The Concert: Not the Main Tune
So I’m keeping with this “tune” metaphor as we continue to debate the Concert of Democracies. Ivo and Jim and others responded to some of the points in my “out of tune” post with good points, but I remain insufficiently persuaded. Not that the Concert doesn’t have some strong points, but that the net assessment doesn’t come out positive for me.
The “not the main tune” is another aspect. Even if we were to agree that the Concert is more positive than not, there’s the question of where it should fit in a new Democratic President’s priorities in 2009. It would take high priority: a frequent theme for Presidential speeches, a main subject in State Dept talking points, spending American leverage, taking up big chunks of summit agendas. Choices have to be made as to which priorities in which to invest presidential prestige, administration resources, piece of the media agenda, etc. I don’t see the Concert as so strong a priority relative to others as to warrant this priority.
I’d rather spend these resource on the likes of establishing a U.S.-China summit akin to U.S.-Soviet summits of the Cold War, dealing not only with immediate bilateral issues (currency value, intellectual property) but also broader global geopolitical issues appropriate to this evolving relationship; pushing on “responsibility to protect” and a definition of sovereignty that gives more recognition to the responsibilities not just the rights of states; and collective action on global climate change.












Comments (1)
It could be expected from the next Democrat president, that issues critical for the humanity's survival get high priority. Climate Change may in that light be a lot more important to focus on than proliferation of nuclear weapons. (Proliferation is not unimportant, but...)

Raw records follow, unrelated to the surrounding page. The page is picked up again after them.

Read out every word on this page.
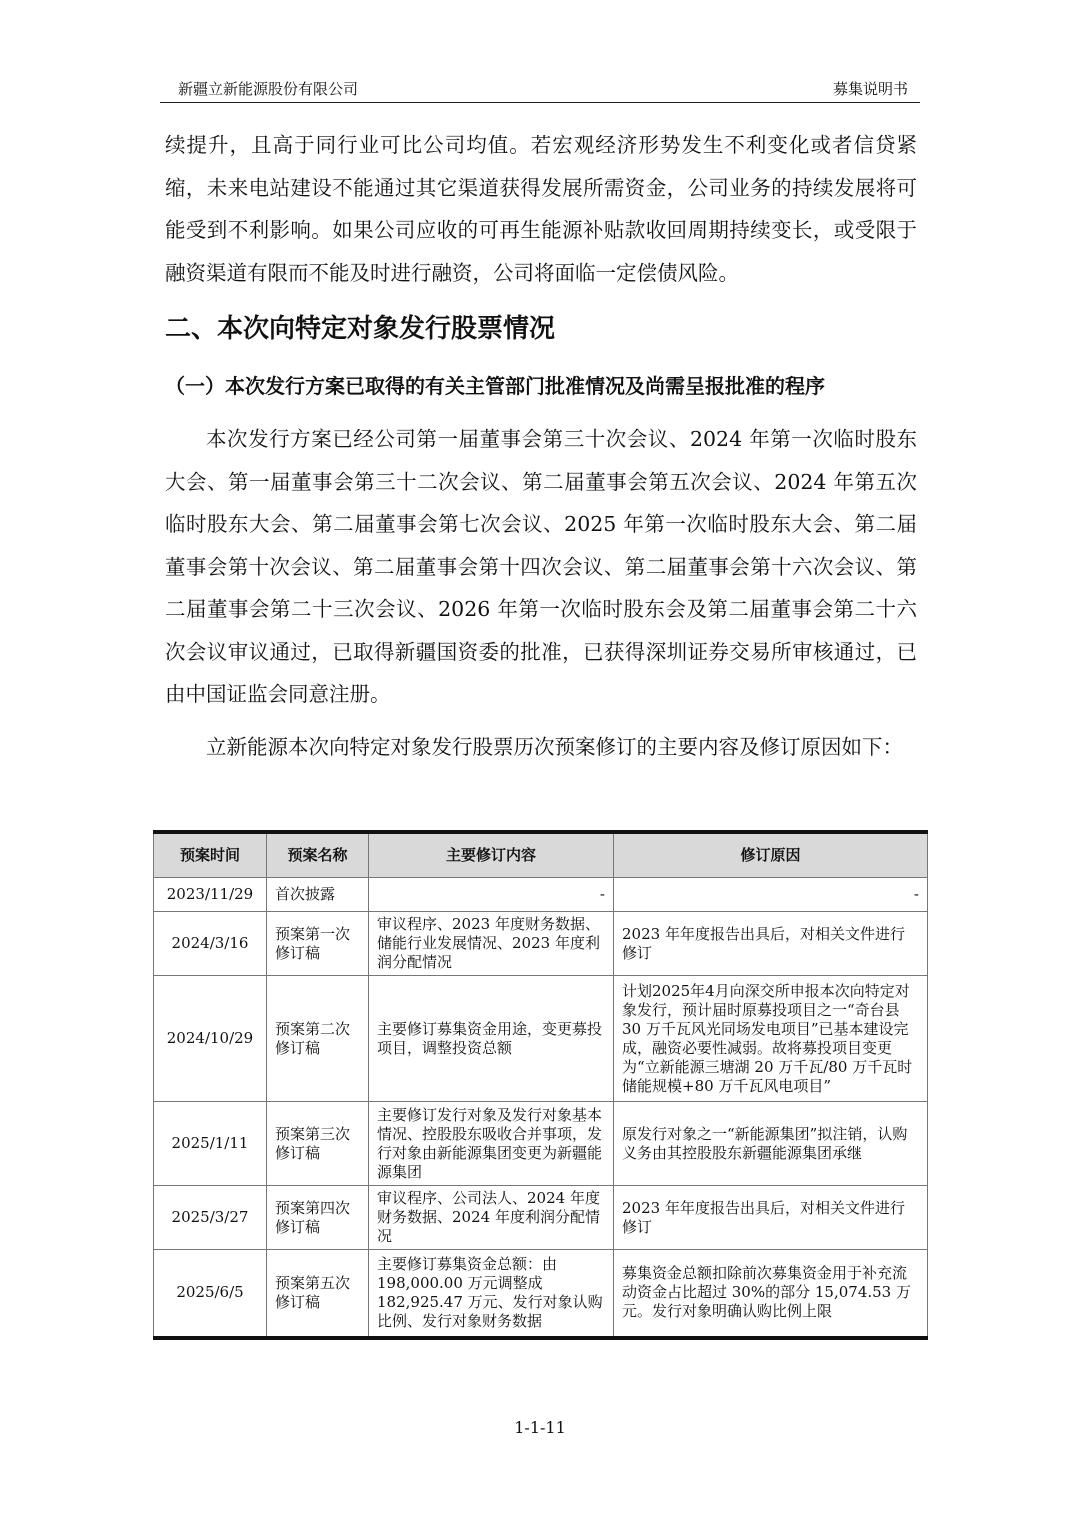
新疆立新能源股份有限公司	募集说明书

续提升，且高于同行业可比公司均值。若宏观经济形势发生不利变化或者信贷紧缩，未来电站建设不能通过其它渠道获得发展所需资金，公司业务的持续发展将可能受到不利影响。如果公司应收的可再生能源补贴款收回周期持续变长，或受限于融资渠道有限而不能及时进行融资，公司将面临一定偿债风险。

二、本次向特定对象发行股票情况
（一）本次发行方案已取得的有关主管部门批准情况及尚需呈报批准的程序

本次发行方案已经公司第一届董事会第三十次会议、2024 年第一次临时股东大会、第一届董事会第三十二次会议、第二届董事会第五次会议、2024 年第五次临时股东大会、第二届董事会第七次会议、2025 年第一次临时股东大会、第二届董事会第十次会议、第二届董事会第十四次会议、第二届董事会第十六次会议、第二届董事会第二十三次会议、2026 年第一次临时股东会及第二届董事会第二十六次会议审议通过，已取得新疆国资委的批准，已获得深圳证券交易所审核通过，已由中国证监会同意注册。

立新能源本次向特定对象发行股票历次预案修订的主要内容及修订原因如下：

预案时间	预案名称	主要修订内容	修订原因
2023/11/29	首次披露	-	-
2024/3/16	预案第一次修订稿	审议程序、2023 年度财务数据、储能行业发展情况、2023 年度利润分配情况	2023 年年度报告出具后，对相关文件进行修订
2024/10/29	预案第二次修订稿	主要修订募集资金用途，变更募投项目，调整投资总额	计划2025年4月向深交所申报本次向特定对象发行，预计届时原募投项目之一“奇台县 30 万千瓦风光同场发电项目”已基本建设完成，融资必要性减弱。故将募投项目变更为“立新能源三塘湖 20 万千瓦/80 万千瓦时储能规模+80 万千瓦风电项目”
2025/1/11	预案第三次修订稿	主要修订发行对象及发行对象基本情况、控股股东吸收合并事项，发行对象由新能源集团变更为新疆能源集团	原发行对象之一“新能源集团”拟注销，认购义务由其控股股东新疆能源集团承继
2025/3/27	预案第四次修订稿	审议程序、公司法人、2024 年度财务数据、2024 年度利润分配情况	2023 年年度报告出具后，对相关文件进行修订
2025/6/5	预案第五次修订稿	主要修订募集资金总额：由 198,000.00 万元调整成 182,925.47 万元、发行对象认购比例、发行对象财务数据	募集资金总额扣除前次募集资金用于补充流动资金占比超过 30%的部分 15,074.53 万元。发行对象明确认购比例上限
1-1-11
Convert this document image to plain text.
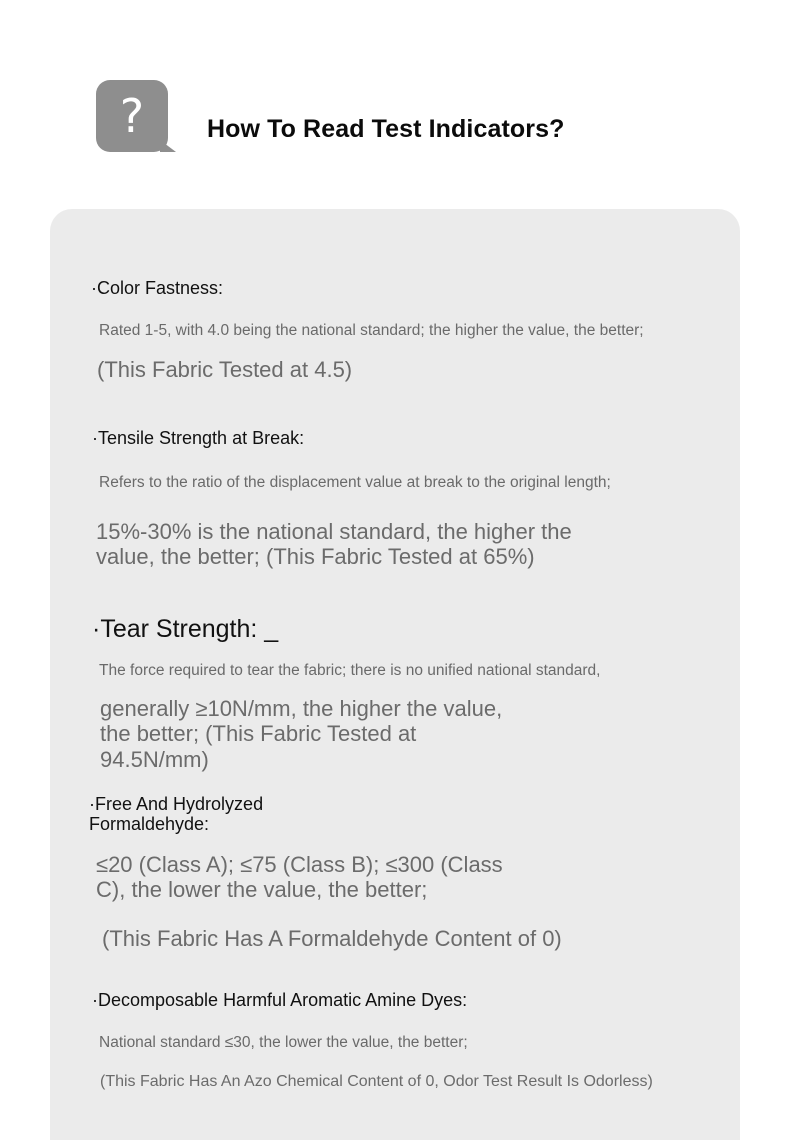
?	How To Read Test Indicators?
·Color Fastness:
Rated 1-5, with 4.0 being the national standard; the higher the value, the better;
(This Fabric Tested at 4.5)
·Tensile Strength at Break:
Refers to the ratio of the displacement value at break to the original length;
15%-30% is the national standard, the higher the
value, the better; (This Fabric Tested at 65%)
·Tear Strength: _
The force required to tear the fabric; there is no unified national standard,
generally ≥10N/mm, the higher the value,
the better; (This Fabric Tested at
94.5N/mm)
·Free And Hydrolyzed
Formaldehyde:
≤20 (Class A); ≤75 (Class B); ≤300 (Class
C), the lower the value, the better;
(This Fabric Has A Formaldehyde Content of 0)
·Decomposable Harmful Aromatic Amine Dyes:
National standard ≤30, the lower the value, the better;
(This Fabric Has An Azo Chemical Content of 0, Odor Test Result Is Odorless)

That will be a very tricky issue not the least vis-a-vis China and Indien.
As a European, from the Baltic neighborhood of Russia, I do very much wish that the next U.S. administration (regardless of political color) would transfer the responsibility for European defense and foreign relations with Russia to "the Europeans", which probably would mean the European Union.

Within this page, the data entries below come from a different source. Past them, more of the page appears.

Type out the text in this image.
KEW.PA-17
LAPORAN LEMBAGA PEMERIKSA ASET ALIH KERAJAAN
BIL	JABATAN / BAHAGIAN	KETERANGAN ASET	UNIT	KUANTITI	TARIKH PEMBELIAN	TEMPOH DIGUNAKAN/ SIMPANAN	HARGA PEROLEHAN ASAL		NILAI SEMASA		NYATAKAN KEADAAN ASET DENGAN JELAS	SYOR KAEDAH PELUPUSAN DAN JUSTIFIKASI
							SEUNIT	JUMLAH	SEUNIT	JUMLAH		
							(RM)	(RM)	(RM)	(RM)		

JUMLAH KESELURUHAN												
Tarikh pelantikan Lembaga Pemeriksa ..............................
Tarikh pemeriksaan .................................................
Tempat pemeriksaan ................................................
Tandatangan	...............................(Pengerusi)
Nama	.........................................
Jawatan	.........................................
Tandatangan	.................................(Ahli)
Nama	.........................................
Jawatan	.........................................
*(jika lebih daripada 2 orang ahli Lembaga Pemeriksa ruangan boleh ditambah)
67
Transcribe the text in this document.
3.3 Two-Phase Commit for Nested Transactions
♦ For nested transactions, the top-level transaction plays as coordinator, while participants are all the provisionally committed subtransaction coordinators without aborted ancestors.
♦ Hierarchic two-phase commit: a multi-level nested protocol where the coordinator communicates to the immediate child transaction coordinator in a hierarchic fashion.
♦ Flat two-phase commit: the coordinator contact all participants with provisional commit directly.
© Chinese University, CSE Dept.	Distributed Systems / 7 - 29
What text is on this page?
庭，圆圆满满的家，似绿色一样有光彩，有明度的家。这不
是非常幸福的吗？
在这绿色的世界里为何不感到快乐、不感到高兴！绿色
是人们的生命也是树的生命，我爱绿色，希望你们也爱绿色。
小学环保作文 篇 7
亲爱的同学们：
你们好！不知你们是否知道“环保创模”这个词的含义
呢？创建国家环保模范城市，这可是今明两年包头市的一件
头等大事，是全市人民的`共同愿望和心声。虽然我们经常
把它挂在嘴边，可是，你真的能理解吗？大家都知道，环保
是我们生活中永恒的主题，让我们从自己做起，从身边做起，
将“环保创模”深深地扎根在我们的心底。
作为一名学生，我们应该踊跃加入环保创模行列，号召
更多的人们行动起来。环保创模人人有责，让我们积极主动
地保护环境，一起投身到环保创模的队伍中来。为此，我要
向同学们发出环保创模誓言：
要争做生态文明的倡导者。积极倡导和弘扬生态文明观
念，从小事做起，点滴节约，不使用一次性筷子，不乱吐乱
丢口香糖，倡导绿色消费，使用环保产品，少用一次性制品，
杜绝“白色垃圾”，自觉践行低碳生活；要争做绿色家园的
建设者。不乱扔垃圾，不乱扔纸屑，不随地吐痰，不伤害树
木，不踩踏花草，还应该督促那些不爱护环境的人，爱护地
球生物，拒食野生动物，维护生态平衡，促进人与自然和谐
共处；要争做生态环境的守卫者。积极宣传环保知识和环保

The development in Russia is complicated and opaque, and agreeing on meassures will be sufficiently complicated for the neareast concerned nations without interference from Washington. U.S. bilateral relations with Russia ought no more include considerations for Europe.
In all these respects, I believe the proposed Consert to be an obstacle to progress rather than a contributor. The last thing the neighbors of Russia would need, for instance, would be a repetition of the tensed dividing after 1945: This time in democratic countries under American dominance and un-democratic countries under Russian dominance.